Demystifying Oak Search Part 4: Included / Query Paths

Published on by Dan KlcoPicture of Me Dan Klco

One of the common mistakes I've seen in customizing Oak Lucene Indexes is with the included/query paths feature. To understand why this is a common area for mistakes and what impact this has, you have to understand what the includedPaths and queryPaths configurations do.

When executing an Oak query, you can supply constraints in the form of node types, property values or paths. As discussed previously, to write a fast query, you must narrowly constrain the set of nodes your your query may apply to. Therefore, it’s best to always use a path constraint so only a portion of the JCR needs to be included. This is especially important of you need to run a query against a generic node type such as nt:base or nt:hierarchyNode as constraining to a specific path can eliminate thousands of nodes that would otherwise need to be evaluated.

How Path Restrictions Work in Oak Indexes

If you set the property evaluatePathRestrictions=true on your index, your index will use the path restriction to filter out nodes without having to traverse the nodes.

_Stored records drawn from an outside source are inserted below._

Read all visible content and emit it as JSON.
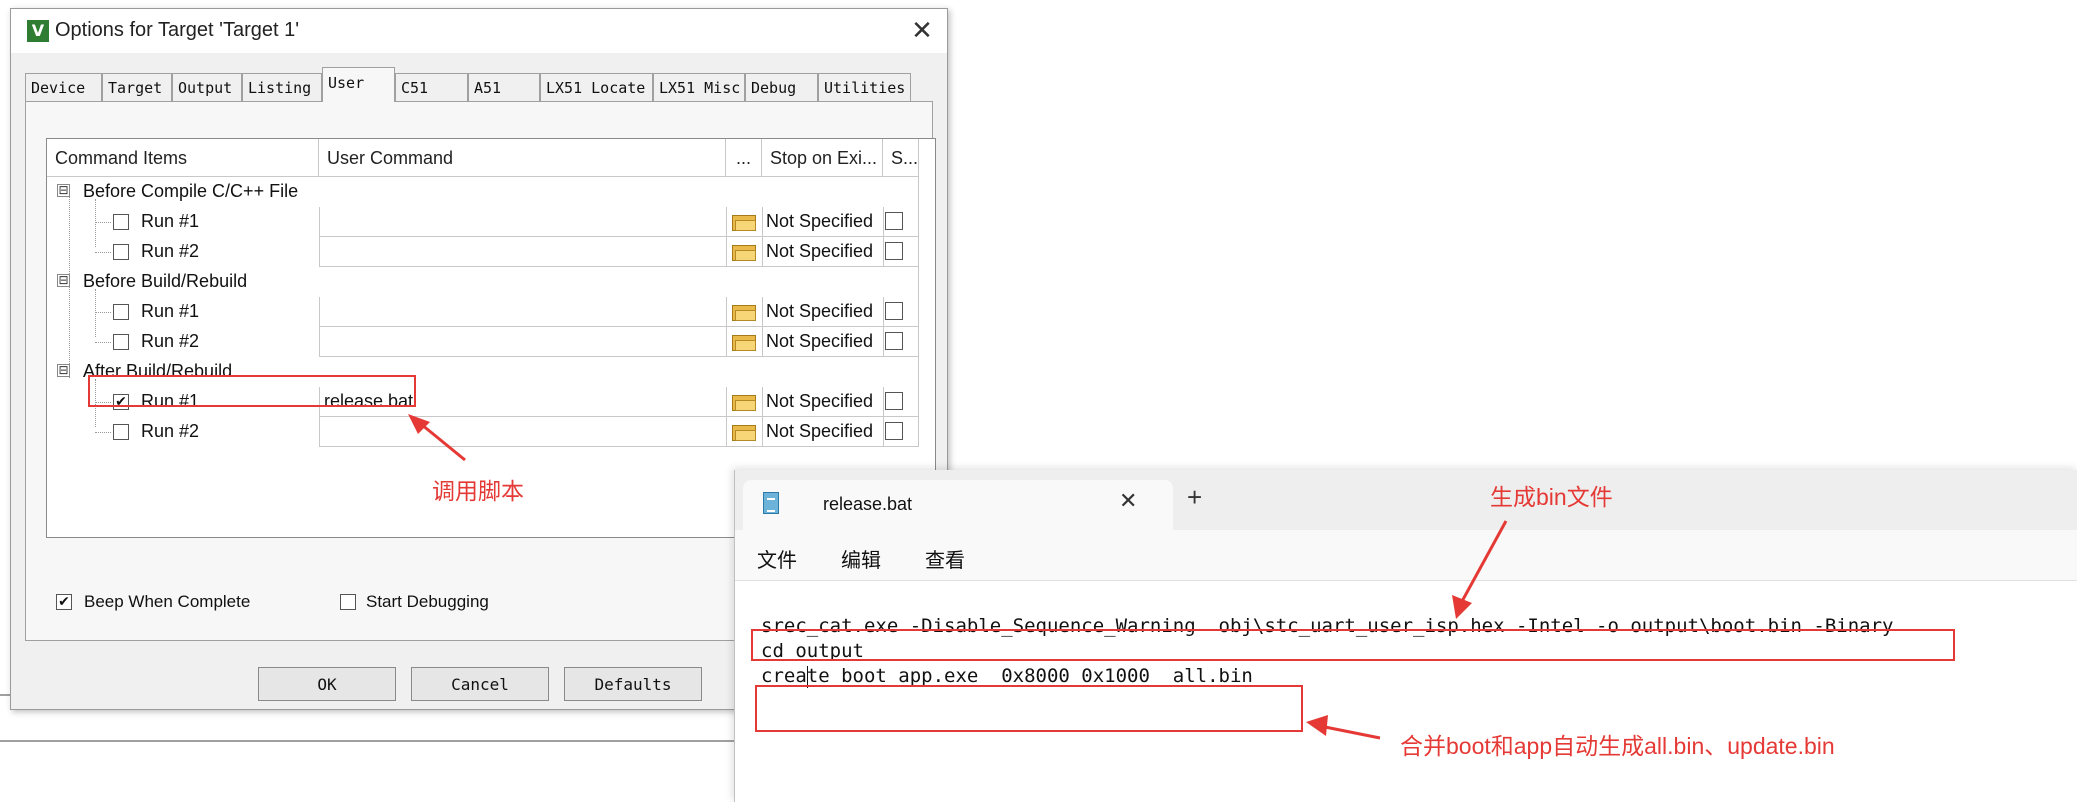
{
  "dialog": {
    "title": "Options for Target 'Target 1'",
    "tabs": [
      "Device",
      "Target",
      "Output",
      "Listing",
      "User",
      "C51",
      "A51",
      "LX51 Locate",
      "LX51 Misc",
      "Debug",
      "Utilities"
    ],
    "active_tab": "User",
    "columns": {
      "command_items": "Command Items",
      "user_command": "User Command",
      "browse": "...",
      "stop_on_exit": "Stop on Exi...",
      "s": "S..."
    },
    "groups": [
      {
        "label": "Before Compile C/C++ File",
        "runs": [
          {
            "label": "Run #1",
            "checked": false,
            "command": "",
            "stop": "Not Specified"
          },
          {
            "label": "Run #2",
            "checked": false,
            "command": "",
            "stop": "Not Specified"
          }
        ]
      },
      {
        "label": "Before Build/Rebuild",
        "runs": [
          {
            "label": "Run #1",
            "checked": false,
            "command": "",
            "stop": "Not Specified"
          },
          {
            "label": "Run #2",
            "checked": false,
            "command": "",
            "stop": "Not Specified"
          }
        ]
      },
      {
        "label": "After Build/Rebuild",
        "runs": [
          {
            "label": "Run #1",
            "checked": true,
            "command": "release.bat",
            "stop": "Not Specified"
          },
          {
            "label": "Run #2",
            "checked": false,
            "command": "",
            "stop": "Not Specified"
          }
        ]
      }
    ],
    "expander_symbol": "⊟",
    "check_mark": "✔",
    "options": {
      "beep_label": "Beep When Complete",
      "beep_checked": true,
      "start_debug_label": "Start Debugging",
      "start_debug_checked": false
    },
    "buttons": {
      "ok": "OK",
      "cancel": "Cancel",
      "defaults": "Defaults"
    },
    "close_symbol": "✕",
    "app_icon_letter": "V"
  },
  "annotations": {
    "call_script": "调用脚本",
    "generate_bin": "生成bin文件",
    "merge": "合并boot和app自动生成all.bin、update.bin",
    "color": "#e53935"
  },
  "notepad": {
    "tab_title": "release.bat",
    "close_symbol": "✕",
    "new_tab_symbol": "+",
    "menu": [
      "文件",
      "编辑",
      "查看"
    ],
    "lines": [
      "srec_cat.exe -Disable_Sequence_Warning  obj\\stc_uart_user_isp.hex -Intel -o output\\boot.bin -Binary",
      "cd output",
      "create_boot_app.exe  0x8000 0x1000  all.bin"
    ]
  },
  "icons": {
    "app": "keil-app-icon",
    "close": "close-icon",
    "folder": "folder-open-icon",
    "notepad": "notepad-icon",
    "plus": "plus-icon"
  }
}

There are two main properties to configure which paths are relevant to the index. The trick is that the Query Engine only cares about one when picking the index to use.

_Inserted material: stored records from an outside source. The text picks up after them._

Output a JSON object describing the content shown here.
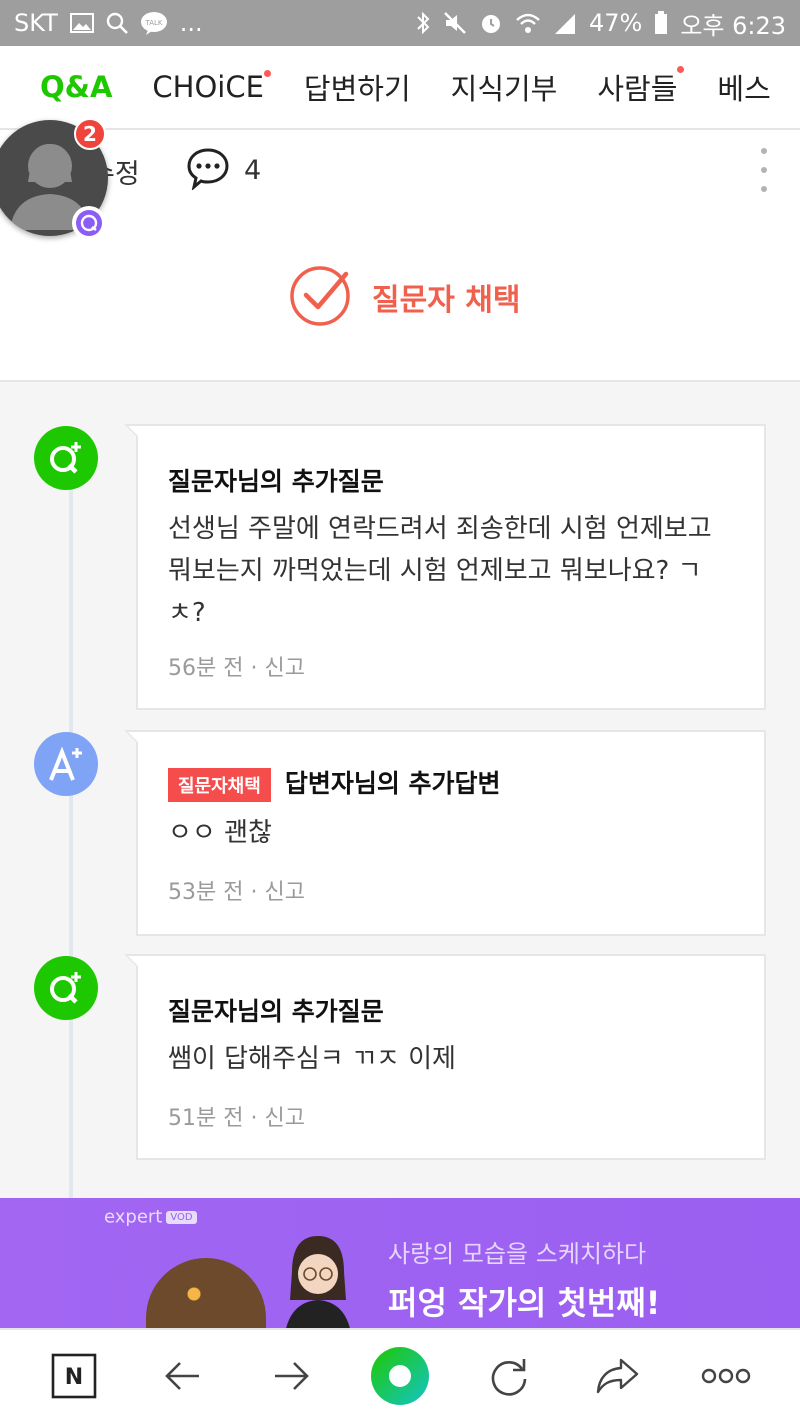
{
  "status_bar": {
    "carrier": "SKT",
    "battery": "47%",
    "time": "오후 6:23",
    "talk_label": "TALK",
    "more": "..."
  },
  "nav": {
    "tabs": [
      {
        "label": "Q&A",
        "active": true,
        "new": false
      },
      {
        "label": "CHOiCE",
        "active": false,
        "new": true
      },
      {
        "label": "답변하기",
        "active": false,
        "new": false
      },
      {
        "label": "지식기부",
        "active": false,
        "new": false
      },
      {
        "label": "사람들",
        "active": false,
        "new": true
      },
      {
        "label": "베스",
        "active": false,
        "new": false
      }
    ]
  },
  "answer_info": {
    "edit_label": "수정",
    "comment_count": "4",
    "chosen_label": "질문자 채택"
  },
  "avatar": {
    "badge_count": "2"
  },
  "threads": [
    {
      "kind": "question",
      "title": "질문자님의 추가질문",
      "body": "선생님 주말에 연락드려서 죄송한데 시험 언제보고 뭐보는지 까먹었는데 시험 언제보고 뭐보나요? ㄱㅊ?",
      "time": "56분 전",
      "report": "신고"
    },
    {
      "kind": "answer",
      "tag": "질문자채택",
      "title": "답변자님의 추가답변",
      "body": "ㅇㅇ 괜찮",
      "time": "53분 전",
      "report": "신고"
    },
    {
      "kind": "question",
      "title": "질문자님의 추가질문",
      "body": "쌤이 답해주심ㅋ ㄲㅈ 이제",
      "time": "51분 전",
      "report": "신고"
    }
  ],
  "ad": {
    "brand": "expert",
    "brand_tag": "VOD",
    "subtitle": "사랑의 모습을 스케치하다",
    "title": "퍼엉 작가의 첫번째!"
  },
  "bottom_bar": {
    "logo_letter": "N"
  },
  "colors": {
    "naver_green": "#1ec800",
    "chosen_red": "#f0604d",
    "answer_blue": "#7fa3f5",
    "ad_purple": "#a266f3"
  }
}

  • includedPaths - used to configure what nodes will be included in the index at indexing time. This property is not used by the query engine when picking the index
  • queryPaths - this property is used at query time by the Query Engine to determine if the path constraints for the query include the paths for the index.
    For example, if I ran a query like: SELECT * FROM [dam:Asset] WHERE ISDESCENDANTPATH([/content/dam/testfolder]) OPTION(LIMIT 10) the query engine would pick an index with queryPaths=/content/dam but not queryPaths=/content/dam/prodfolder

If you mismatch these values, the Query Engine will match your index for paths not contained in the index. Because the Query Engine uses the estimated count of nodes matching the query from the index evaluation to determine which index to use, this can mean that your index may even override OOTB index. This is because an index with a restrictive includedPaths (e.g. /content/dam/custom) and a permissive queryPaths (e.g. /content) will look like if filters out more non-matching results simply because it doesn't contain them.

What all this Means

What all this means is that:

  1. Whenever possible you should support path restrictions in your query by setting evaluatePathRestrictions=true
  2. You should set the includedPaths property to the most restrictive path(s) to limit the size of the index by not indexing paths you don't need to query
  3. You should set the queryPaths to the same list of paths as the includedPaths to ensure that your index will not match for paths not contained in the index

I would be remiss to not mention that there are rare use cases where you may want to set these values differently. If you have content that you do not want to ever appear in search, or you want to exclude content from a query with a broader path restriction, you can mismatch the includedPaths and queryPaths to support this. You can even include a base path and exclude additional paths with the excludedPaths property.

These are all edge cases and generally you'd be better of either updating the query or your content model rather than using the index to control this.